Le marasme économique et social : crise récurrente des maïs sur le marché de l’ex-Katanga.

La rareté récurrente de maïs sur le marché de l’ensemble du Grand Katanga principalement dans les grands centres urbains qui constituent l’hinterland minier.

Cette partie du pays est spécialisée dans l’exploitation artisanale et industrielle des minerais de Cuivre, Cobalt, Zing, coltan, Manganèse, etc….devant ces besoins accrus de consommation de la farine de maïs comme aliment de base pour la population, avec une production annuelle limitée en cette période la pénurie de maïs devient toujours récurrente.

Les causes sont connues et cette crise survient souvent chaque année entre la période culturale et les première récoltes qui interviennent vers le mois de janvier.

Le sud du katanga réputé pour une récolte faible à cause de son sol mineralisé, tandis que le nord dont son sol à un rendement meilleur de récolte sans engrais. L’État des routes délabrés complètement impraticables pour acheminer les produits de base vers les centres de consommation à savoir Lubumbashi, Likasi, Kolwezi, Kipushi, Kamina….
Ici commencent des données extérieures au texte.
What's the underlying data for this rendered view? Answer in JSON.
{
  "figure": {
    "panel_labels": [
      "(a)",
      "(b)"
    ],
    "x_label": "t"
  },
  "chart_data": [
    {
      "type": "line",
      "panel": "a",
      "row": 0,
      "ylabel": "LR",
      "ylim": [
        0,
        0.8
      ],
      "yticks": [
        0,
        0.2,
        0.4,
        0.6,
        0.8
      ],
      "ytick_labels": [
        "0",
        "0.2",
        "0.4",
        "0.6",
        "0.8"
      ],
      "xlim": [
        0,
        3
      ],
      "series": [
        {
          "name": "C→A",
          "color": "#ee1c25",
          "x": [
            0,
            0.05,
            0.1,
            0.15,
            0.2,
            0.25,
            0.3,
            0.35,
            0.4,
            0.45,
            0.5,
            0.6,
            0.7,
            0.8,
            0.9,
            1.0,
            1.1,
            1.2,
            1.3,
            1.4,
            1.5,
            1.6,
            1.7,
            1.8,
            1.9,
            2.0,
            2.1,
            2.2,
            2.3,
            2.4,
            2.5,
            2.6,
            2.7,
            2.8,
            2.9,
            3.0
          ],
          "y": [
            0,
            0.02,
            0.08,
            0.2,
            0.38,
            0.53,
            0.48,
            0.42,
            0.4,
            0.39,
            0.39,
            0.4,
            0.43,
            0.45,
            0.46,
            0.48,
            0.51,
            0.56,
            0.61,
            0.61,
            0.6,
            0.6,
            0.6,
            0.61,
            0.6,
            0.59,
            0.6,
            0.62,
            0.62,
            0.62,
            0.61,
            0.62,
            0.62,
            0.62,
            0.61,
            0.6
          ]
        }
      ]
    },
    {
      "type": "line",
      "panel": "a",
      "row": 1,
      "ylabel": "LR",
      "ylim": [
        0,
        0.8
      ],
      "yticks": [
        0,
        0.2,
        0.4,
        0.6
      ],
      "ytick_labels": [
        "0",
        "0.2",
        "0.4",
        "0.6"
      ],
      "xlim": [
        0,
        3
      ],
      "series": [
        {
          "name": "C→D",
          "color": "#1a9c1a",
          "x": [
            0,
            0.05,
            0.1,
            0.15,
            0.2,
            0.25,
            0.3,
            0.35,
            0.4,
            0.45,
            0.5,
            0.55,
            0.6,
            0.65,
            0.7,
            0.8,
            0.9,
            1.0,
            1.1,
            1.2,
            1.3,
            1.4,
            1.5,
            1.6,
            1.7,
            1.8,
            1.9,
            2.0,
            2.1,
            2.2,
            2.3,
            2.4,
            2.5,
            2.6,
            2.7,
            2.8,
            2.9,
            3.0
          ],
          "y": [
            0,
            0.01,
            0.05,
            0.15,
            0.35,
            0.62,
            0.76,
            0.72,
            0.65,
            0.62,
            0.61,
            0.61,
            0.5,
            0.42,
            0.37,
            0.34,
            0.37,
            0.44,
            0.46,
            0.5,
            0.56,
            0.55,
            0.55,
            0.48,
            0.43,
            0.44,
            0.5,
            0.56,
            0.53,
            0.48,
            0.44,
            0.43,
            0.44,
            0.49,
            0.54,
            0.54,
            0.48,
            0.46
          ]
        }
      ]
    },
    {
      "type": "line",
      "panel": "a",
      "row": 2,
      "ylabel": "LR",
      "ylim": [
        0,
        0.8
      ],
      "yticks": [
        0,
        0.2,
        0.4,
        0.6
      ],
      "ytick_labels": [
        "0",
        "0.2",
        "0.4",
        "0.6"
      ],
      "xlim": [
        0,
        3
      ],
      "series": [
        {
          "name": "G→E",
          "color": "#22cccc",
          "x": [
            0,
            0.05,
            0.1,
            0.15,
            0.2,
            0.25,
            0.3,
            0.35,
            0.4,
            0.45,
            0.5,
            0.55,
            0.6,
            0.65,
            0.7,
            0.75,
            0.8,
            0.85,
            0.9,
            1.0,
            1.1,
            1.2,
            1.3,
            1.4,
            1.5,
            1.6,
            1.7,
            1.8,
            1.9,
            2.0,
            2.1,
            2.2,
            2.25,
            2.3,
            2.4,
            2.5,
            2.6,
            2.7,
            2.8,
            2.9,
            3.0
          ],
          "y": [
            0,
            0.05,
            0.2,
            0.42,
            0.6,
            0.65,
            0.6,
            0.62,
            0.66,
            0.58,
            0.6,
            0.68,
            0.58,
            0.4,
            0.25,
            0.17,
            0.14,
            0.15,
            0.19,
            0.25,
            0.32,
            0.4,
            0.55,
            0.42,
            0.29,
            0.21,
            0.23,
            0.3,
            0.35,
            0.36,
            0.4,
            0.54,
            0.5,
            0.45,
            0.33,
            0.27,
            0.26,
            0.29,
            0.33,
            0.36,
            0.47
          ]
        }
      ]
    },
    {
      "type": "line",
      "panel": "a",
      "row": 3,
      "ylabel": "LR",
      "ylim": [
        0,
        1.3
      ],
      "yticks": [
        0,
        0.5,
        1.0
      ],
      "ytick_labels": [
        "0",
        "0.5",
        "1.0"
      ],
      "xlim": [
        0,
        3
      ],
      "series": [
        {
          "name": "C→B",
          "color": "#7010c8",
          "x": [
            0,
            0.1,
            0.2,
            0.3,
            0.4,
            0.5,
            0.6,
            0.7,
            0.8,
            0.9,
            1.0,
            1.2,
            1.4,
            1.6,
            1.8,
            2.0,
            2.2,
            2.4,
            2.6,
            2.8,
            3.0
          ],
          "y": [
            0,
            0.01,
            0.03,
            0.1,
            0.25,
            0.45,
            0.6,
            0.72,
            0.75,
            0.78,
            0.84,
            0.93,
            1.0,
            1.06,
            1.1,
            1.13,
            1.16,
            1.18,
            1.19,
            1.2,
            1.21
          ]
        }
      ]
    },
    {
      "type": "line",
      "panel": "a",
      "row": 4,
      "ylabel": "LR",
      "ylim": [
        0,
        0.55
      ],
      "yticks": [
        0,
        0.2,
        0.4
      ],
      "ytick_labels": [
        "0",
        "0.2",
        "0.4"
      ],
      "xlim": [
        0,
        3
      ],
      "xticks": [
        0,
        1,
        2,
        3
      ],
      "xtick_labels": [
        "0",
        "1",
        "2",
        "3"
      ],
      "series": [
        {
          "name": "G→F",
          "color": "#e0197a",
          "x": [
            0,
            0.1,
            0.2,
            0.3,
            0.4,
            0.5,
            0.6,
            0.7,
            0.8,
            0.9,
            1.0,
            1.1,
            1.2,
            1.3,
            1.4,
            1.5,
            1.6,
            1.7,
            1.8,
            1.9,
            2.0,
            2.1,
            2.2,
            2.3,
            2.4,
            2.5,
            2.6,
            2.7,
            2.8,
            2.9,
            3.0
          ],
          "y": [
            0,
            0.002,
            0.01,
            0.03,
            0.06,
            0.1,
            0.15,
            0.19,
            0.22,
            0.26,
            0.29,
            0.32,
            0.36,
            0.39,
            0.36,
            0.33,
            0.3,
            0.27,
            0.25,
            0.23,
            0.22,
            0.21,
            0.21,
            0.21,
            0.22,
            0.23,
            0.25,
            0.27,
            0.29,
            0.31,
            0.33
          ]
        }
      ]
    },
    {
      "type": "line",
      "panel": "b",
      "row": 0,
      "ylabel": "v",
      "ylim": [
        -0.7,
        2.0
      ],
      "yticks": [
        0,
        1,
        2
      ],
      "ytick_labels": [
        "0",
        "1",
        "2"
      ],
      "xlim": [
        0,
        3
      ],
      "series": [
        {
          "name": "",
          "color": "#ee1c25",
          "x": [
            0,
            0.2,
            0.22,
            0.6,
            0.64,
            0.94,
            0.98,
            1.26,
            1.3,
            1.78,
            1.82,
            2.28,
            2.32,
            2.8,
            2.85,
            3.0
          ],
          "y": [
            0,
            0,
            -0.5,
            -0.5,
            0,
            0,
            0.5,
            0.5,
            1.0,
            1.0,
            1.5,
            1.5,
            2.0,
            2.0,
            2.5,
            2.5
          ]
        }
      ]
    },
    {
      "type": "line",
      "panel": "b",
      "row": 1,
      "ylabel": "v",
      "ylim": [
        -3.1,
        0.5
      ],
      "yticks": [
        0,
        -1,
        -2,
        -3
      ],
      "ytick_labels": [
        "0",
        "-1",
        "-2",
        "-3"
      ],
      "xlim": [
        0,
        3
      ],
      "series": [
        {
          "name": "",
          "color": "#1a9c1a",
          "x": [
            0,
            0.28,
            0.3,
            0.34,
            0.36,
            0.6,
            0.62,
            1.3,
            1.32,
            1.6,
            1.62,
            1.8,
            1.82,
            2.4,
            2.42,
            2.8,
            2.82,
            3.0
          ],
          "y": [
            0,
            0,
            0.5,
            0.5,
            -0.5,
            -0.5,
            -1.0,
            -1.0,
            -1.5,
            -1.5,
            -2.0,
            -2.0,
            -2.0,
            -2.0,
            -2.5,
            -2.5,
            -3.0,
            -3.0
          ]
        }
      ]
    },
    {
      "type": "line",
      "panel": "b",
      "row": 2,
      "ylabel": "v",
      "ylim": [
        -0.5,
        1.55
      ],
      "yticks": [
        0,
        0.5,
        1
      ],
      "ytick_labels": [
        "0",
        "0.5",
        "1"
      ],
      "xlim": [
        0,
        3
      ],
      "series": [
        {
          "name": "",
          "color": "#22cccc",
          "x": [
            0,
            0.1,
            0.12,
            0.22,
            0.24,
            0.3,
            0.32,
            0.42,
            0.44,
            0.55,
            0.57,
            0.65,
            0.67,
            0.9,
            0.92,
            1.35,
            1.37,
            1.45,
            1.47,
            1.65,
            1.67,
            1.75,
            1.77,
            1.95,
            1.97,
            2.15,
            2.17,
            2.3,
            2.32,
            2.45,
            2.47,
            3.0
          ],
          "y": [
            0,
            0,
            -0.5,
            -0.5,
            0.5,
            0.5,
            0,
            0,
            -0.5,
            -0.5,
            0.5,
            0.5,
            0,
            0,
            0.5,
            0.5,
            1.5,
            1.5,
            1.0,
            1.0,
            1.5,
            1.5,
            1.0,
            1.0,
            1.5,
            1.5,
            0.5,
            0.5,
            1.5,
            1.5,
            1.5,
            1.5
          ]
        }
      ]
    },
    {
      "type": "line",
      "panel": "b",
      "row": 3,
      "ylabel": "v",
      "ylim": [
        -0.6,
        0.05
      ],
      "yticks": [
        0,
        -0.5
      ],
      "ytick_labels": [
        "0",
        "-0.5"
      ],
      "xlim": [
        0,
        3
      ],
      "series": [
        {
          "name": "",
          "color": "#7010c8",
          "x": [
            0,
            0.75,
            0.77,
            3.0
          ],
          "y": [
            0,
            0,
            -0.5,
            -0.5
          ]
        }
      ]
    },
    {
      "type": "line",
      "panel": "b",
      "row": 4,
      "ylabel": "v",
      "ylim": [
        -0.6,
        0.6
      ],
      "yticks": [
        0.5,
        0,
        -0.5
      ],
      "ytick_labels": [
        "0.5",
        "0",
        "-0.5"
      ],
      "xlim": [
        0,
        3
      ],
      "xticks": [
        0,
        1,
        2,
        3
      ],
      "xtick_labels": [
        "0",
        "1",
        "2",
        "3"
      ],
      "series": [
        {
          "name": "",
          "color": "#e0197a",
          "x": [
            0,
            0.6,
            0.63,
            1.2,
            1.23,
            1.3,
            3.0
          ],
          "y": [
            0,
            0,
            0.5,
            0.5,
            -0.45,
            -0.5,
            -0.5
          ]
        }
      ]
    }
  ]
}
Pour toutes ces raisons la population rurale ne se contente de produire au strict minimun pour son propre besoin faute de débouché locale.
On a tendance à croire que c’est la Zambie qui nourrit le katanga, or pour les connaisseurs, la Zambie aussi importe en Tanzanie à partir de point frontalier de Nakonde -Tunduma pour combler son déficit.

La Tanzanie a une production excedentaire
Que la Zambie et une diversité des produits. De grosses tentes y sont érigées tout au long de la frontière pour se constituer des stocks stratégiques.

Une réflexion suivante que nous proposons :
Par principe managérial dans le cadre de la gestion des entités, comme diriger, c’est prévenir, prévoir, orienter, planifier, coordonner .qui peut produire quoi et fournir quoi à l’autre? Les premiers concernés les dirigeants de provinces de l’espace Katanga qui devraient prendre de dispositions en prévision de rupture de stocks sur le marché, solliciter bien avant les exonérations à partir de mois d’août bien avant que les premières pluies ne tombent. Ce qui permettrait de positionner les stocks qui éventuellement feront face à la situation de pénurie.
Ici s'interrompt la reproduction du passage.